Thursday, December 2, 2010

All about hallucinations/ EAT ME!

I never was one who took drugs. Especially ones containing hallucinogens. The only drug I almost overdosed on was love. That drug IS a strong hallucinate as it causes you to see a Prince when the guy is clearly frog pee.... (see what I did there? He wasn't even good enough to BE the frog!! I slay me!! I'm here all week, try the veal!!)

But, where was I going with this you ask,
while shaking your head at my less than normal antics.

Well, I was thinking that addicts taking drugs known for causing hallucinations have issues to deal with that those of us that don't would never imagine, until now, because I am going to make you aware of one of them, because I love you, and right now, because I overdosed on rancid spiked egg-nog, I am hallucinating that I see you in your skivvy's feeding Donald Duck chocolate covered strawberries while he swims circles in my gold leafed toilet.

No really, there ya are in crotch bejeweled BVD's, or did you think the duck part was weirder?
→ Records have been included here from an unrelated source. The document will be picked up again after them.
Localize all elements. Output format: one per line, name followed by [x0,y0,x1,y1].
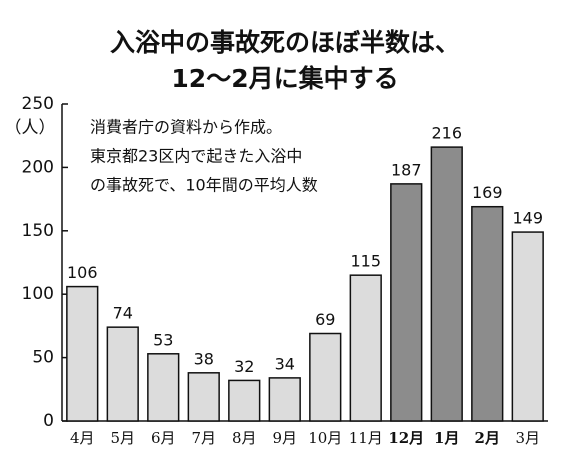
y-tick-label: 250 [22,94,54,114]
x-tick-label: 12月 [388,429,424,447]
data-label: 169 [472,183,503,202]
data-label: 106 [67,263,98,282]
data-label: 115 [350,252,381,271]
bar [106,326,139,422]
y-tick-label: 200 [22,157,54,177]
x-tick-label: 10月 [308,429,342,447]
annotation: 東京都23区内で起きた入浴中 [90,147,302,166]
data-label: 187 [391,160,422,179]
bar [430,146,463,422]
x-tick-label: 3月 [515,429,540,447]
y-tick-label: 100 [22,284,54,304]
data-label: 38 [194,349,214,368]
x-tick-label: 6月 [151,429,176,447]
x-tick-label: 8月 [232,429,257,447]
x-tick-label: 4月 [70,429,95,447]
x-tick-label: 9月 [272,429,297,447]
bar [390,183,423,422]
annotation: の事故死で、10年間の平均人数 [90,176,318,195]
y-tick-label: 150 [22,221,54,241]
data-label: 216 [431,124,462,143]
data-label: 53 [153,330,173,349]
bar [228,379,261,422]
x-tick-label: 1月 [434,429,459,447]
y-tick-label: 50 [32,348,54,368]
data-label: 34 [275,354,295,373]
x-tick-label: 11月 [349,429,383,447]
x-tick-label: 7月 [191,429,216,447]
bar [66,285,99,422]
chart-subtitle: 12～2月に集中する [171,64,398,93]
y-axis-label: （人） [5,118,56,138]
bar [349,274,382,422]
bar [268,377,301,422]
x-tick-label: 5月 [110,429,135,447]
bar [511,231,544,422]
data-label: 32 [234,357,254,376]
annotation: 消費者庁の資料から作成。 [90,118,282,137]
data-label: 149 [512,209,543,228]
y-tick-label: 0 [43,411,54,431]
bar [147,353,180,422]
bar [309,332,342,422]
x-tick-label: 2月 [475,429,500,447]
data-label: 69 [315,310,335,329]
bar [471,205,504,422]
chart-title: 入浴中の事故死のほぼ半数は、 [110,28,460,57]
bar [187,372,220,422]
data-label: 74 [113,304,133,323]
I am still not sure why Hello Kitty is humping your leg


...but you are clearly enjoying it..

....soooo anywhoo....

If you think about advertising campaigns these days, every product has been made anthropomorphic...

Join me in welcoming the official professor for The Invisible Seductress.

Professor of oddities and bad smelling pits, explain to my readers what Anthropomorphic means.

Wait, you're a calculator!
Can I get a REAL Professor up in this blogizzy?

Thank You!
Professor, the floor is yours!

Anthropomorphism is a term coined in the mid 1700s to refer to any attribution of human characteristics (or characteristics assumed or believed by some to belong only to humans) to animals or non-living things, phenomena, material states and objects or abstract concepts.

Wonderful! I think advertising for many food products have turned up anthropomorphous to appeal to children and small lap dogs.


In a hallucinating drugged state, you decide you are hungry, can you imagine the horror when these guys show up?

They start flashing you their 8 layers and your moral dilemma starts. I mean come on, you are already a drug addict and probably stole your momma's debit card to buy the cereal, but does that mean you should snuff the life out of these characters who are clearly only trying to prepare you for a vigorous day of twitching on the couch and watching Springer?


Wow, that was weird!!!

Man, now,, you are freakin' PARCHED!

Perhaps a fruity beverage?

You skip this guy because he is frighteningly sexy to you right now...
(Dude, seriously, you're Kool-aid man and your cup is empty? NOT COOL!)

Instead, you opt for something a little calmer.

Maybe a tropical Hawaiian beverage would be nice.

Great idea until...

Punchy, the Hawaiian Punch mascot,

struts in and beats the living daylights out of you!!

And then.... You start to feel woozy and a bit congested, perhaps more drugs would help, legal ones this time though, maybe you decided to change your ways after crapping pissed off pastel frosted mini-wheat characters.

This guy walks in
hands you a bottle of cough sizzurp...

Crap, Crap, Crappity, Crap!!
(not your actual words)


Maybe you should just go to bed!!


Dr. Drew doesn't seem so
anal retentive and crotchety NOW,,



Whatdoya say???

See ya next season on the VH1 spin-off :

(Not so Celebrity) Celebrity Rehab!!

5 Seducing Deductions:

mac said...

Addict, from the Latin for slave.

I'm addicted to MtDew, Peanut Butter, sweet smelling sparkly girls, a brown dog and I look a bit too much like the Kool-aid guy up there. But, I have never, ever counted sheep to help me sleep.

Luckily, my addictions are managable, so I don't have to sell my self on the street for a 12 pack of Dew ;-)

Copyboy said...

I think we can all agree that drugs open you up to a world of imagination with mini cereal people.

John Watson said...

Ahaha, I love this.. I have a serious addiction to Coke, yes the soft drink, I hasten to add for the benefit of the FEDs tracking my movements. I love your foolish writing; keep it coming...cheers

Anonymous said...

Punchy used to scare me as a kid. I always thought he was so angry and mean all the time, and really, just a loose cannon in a bad hat.
I loved mini-wheats. Notice I said "loved"? After that rude little hallucination, notsomuch. - G

Mike said...

Ha ha very entertaining post. I did a few drugs when I was in college, but I never saw any shit like that kool aid dude...thank God.